Brett Anderson and Brandon McCarthy could make Dodgers’ playoff roster as relievers, or starters

Dodgers pitcher Brett Anderson throws during the first inning of a game against the Colorado Rockies on Sept. 22.
(Jae C. Hong / Associated Press)

On Thursday, Brett Anderson made his first relief appearance in three years. On Friday, Brandon McCarthy made his first relief appearance in nine years.

Are the Dodgers seriously considering these oft-injured pitchers as relievers on their playoff roster?

Manager Dave Roberts insists the answer is yes — and not only as relievers, he said, “but also as a potential fourth starter.”

Clayton Kershaw has started Game 4 of the National League division series on short rest in each of the last three years, and he likely will do so again this year. His arm is 90 innings fresher than it was at this time last year, because he spent two months on the disabled list because of a back injury.

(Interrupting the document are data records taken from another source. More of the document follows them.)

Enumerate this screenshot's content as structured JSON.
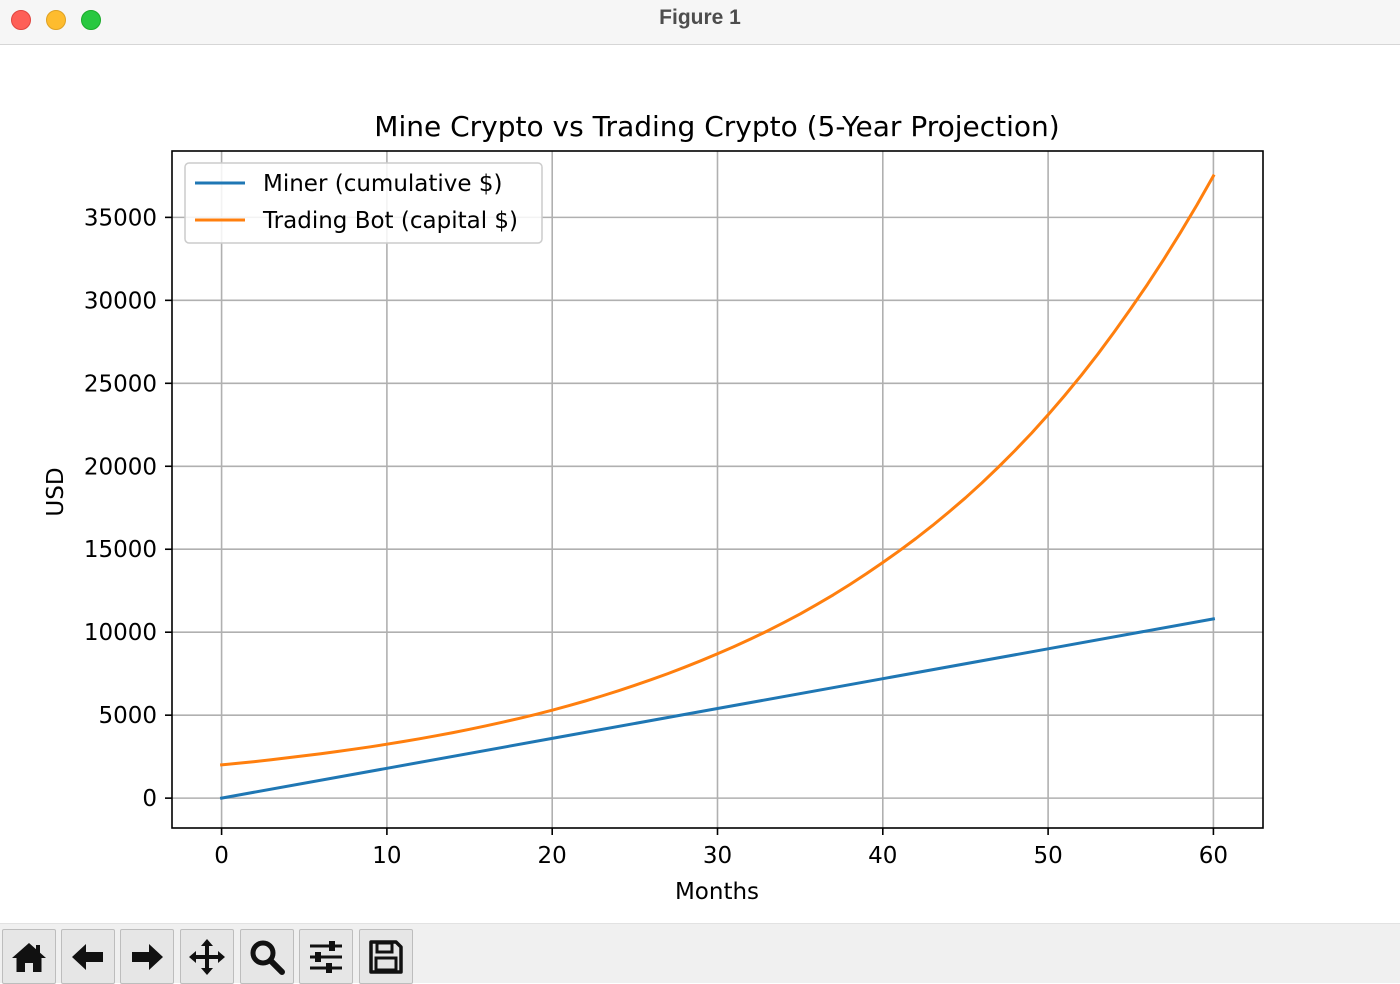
{
  "window": {
    "title": "Figure 1"
  },
  "toolbar": {
    "buttons": [
      {
        "name": "home-button",
        "icon": "home-icon"
      },
      {
        "name": "back-button",
        "icon": "arrow-left-icon"
      },
      {
        "name": "forward-button",
        "icon": "arrow-right-icon"
      },
      {
        "name": "pan-button",
        "icon": "move-icon"
      },
      {
        "name": "zoom-button",
        "icon": "magnifier-icon"
      },
      {
        "name": "configure-subplots-button",
        "icon": "sliders-icon"
      },
      {
        "name": "save-button",
        "icon": "floppy-disk-icon"
      }
    ]
  },
  "chart_data": {
    "type": "line",
    "title": "Mine Crypto vs Trading Crypto (5-Year Projection)",
    "xlabel": "Months",
    "ylabel": "USD",
    "xlim": [
      -3,
      63
    ],
    "ylim": [
      -1800,
      39000
    ],
    "xticks": [
      0,
      10,
      20,
      30,
      40,
      50,
      60
    ],
    "yticks": [
      0,
      5000,
      10000,
      15000,
      20000,
      25000,
      30000,
      35000
    ],
    "grid": true,
    "legend_position": "upper left",
    "series": [
      {
        "name": "Miner (cumulative $)",
        "color": "#1f77b4",
        "x": [
          0,
          10,
          20,
          30,
          40,
          50,
          60
        ],
        "y": [
          0,
          1800,
          3600,
          5400,
          7200,
          9000,
          10800
        ]
      },
      {
        "name": "Trading Bot (capital $)",
        "color": "#ff7f0e",
        "x": [
          0,
          5,
          10,
          15,
          20,
          25,
          30,
          35,
          40,
          45,
          50,
          55,
          60
        ],
        "y": [
          2000,
          2550,
          3250,
          4150,
          5300,
          6800,
          8700,
          11100,
          14200,
          18100,
          23100,
          29500,
          37500
        ]
      }
    ]
  }
}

Kershaw is set to start Game 1, with Rich Hill in Game 2 and Kenta Maeda in Game 3. If Kershaw does not start Game 4, rookie Julio Urias likely will do so.

But, for a runaway division winner, the Dodgers’ bullpen is curiously unsettled on the eve of the playoffs. Closer Kenley Jansen, setup men Joe Blanton and Pedro Baez and left-hander Grant Dayton appear to be the only locks for spots in the postseason bullpen.

That leaves probably four spots up for grabs, and long relief would not appear to be a priority if Ross Stripling and/or Alex Wood are included. Roberts conceded the challenge of getting Anderson or McCarthy warmed up quickly.

“These guys are starters, so it takes them longer than a normal reliever would,” Roberts said. “We’ll have to figure out a way to get it done, if that’s the direction we decide to go.”

On Thursday, the Dodgers alerted Anderson when he would pitch, so he had plenty of time to warm up. They also let him start an inning, rather than rush him into the game in the middle of an inning. But Thursday’s game counted for nothing, and a postseason game might not offer the Dodgers the luxury of mapping out their pitching.

Anderson said he thought he could handle a bullpen role. In 2013, he made five relief appearances in an 11-day span for the Oakland Athletics. He said he could get up when the bullpen phone rings, throw 10 warmup pitches and get into the game.

“I don’t think I can do that today after throwing 40 yesterday,” he said Friday, a broad smile on his face. “Going forward, I don’t see any issue with that.”


Left might be right

The Dodgers’ greatest weakness has been exposed so loudly and repeatedly that Roberts has heard plenty about it. The Dodgers cannot hit left-handed pitching.

“There’s been this narrative that I kind of bought into — not looking at the win-loss — that we were completely abysmal,” Roberts said.

The Dodgers entered play Friday ranking last in the major leagues in batting average (.216) and OPS (.634) against left-handers. Even right-handed hitters Justin Turner and Howie Kendrick have hit better against right-handers than left-handers this season.


Yet the Dodgers are 22-21 in games started by opposing left-handers — yes, a winning record.

“The point of baseball is to win games, and to win more than you lose,” Roberts said. “Even against left-handed pitching, we’re still winning more than we’ve lost.

“It’s not even a conversation I have with the players. It’s just kind of, oh wow, I didn’t realize that.”

Honor roll


Turner was nominated by his fellow major leaguers as one of three finalists for the Marvin Miller Man of the Year award, in recognition of his “on-field performances and contributions to his community.” Other Dodgers finalists for the players’ union honors: Kershaw as NL outstanding pitcher, Corey Seager as NL outstanding rookie and Hill as NL comeback player.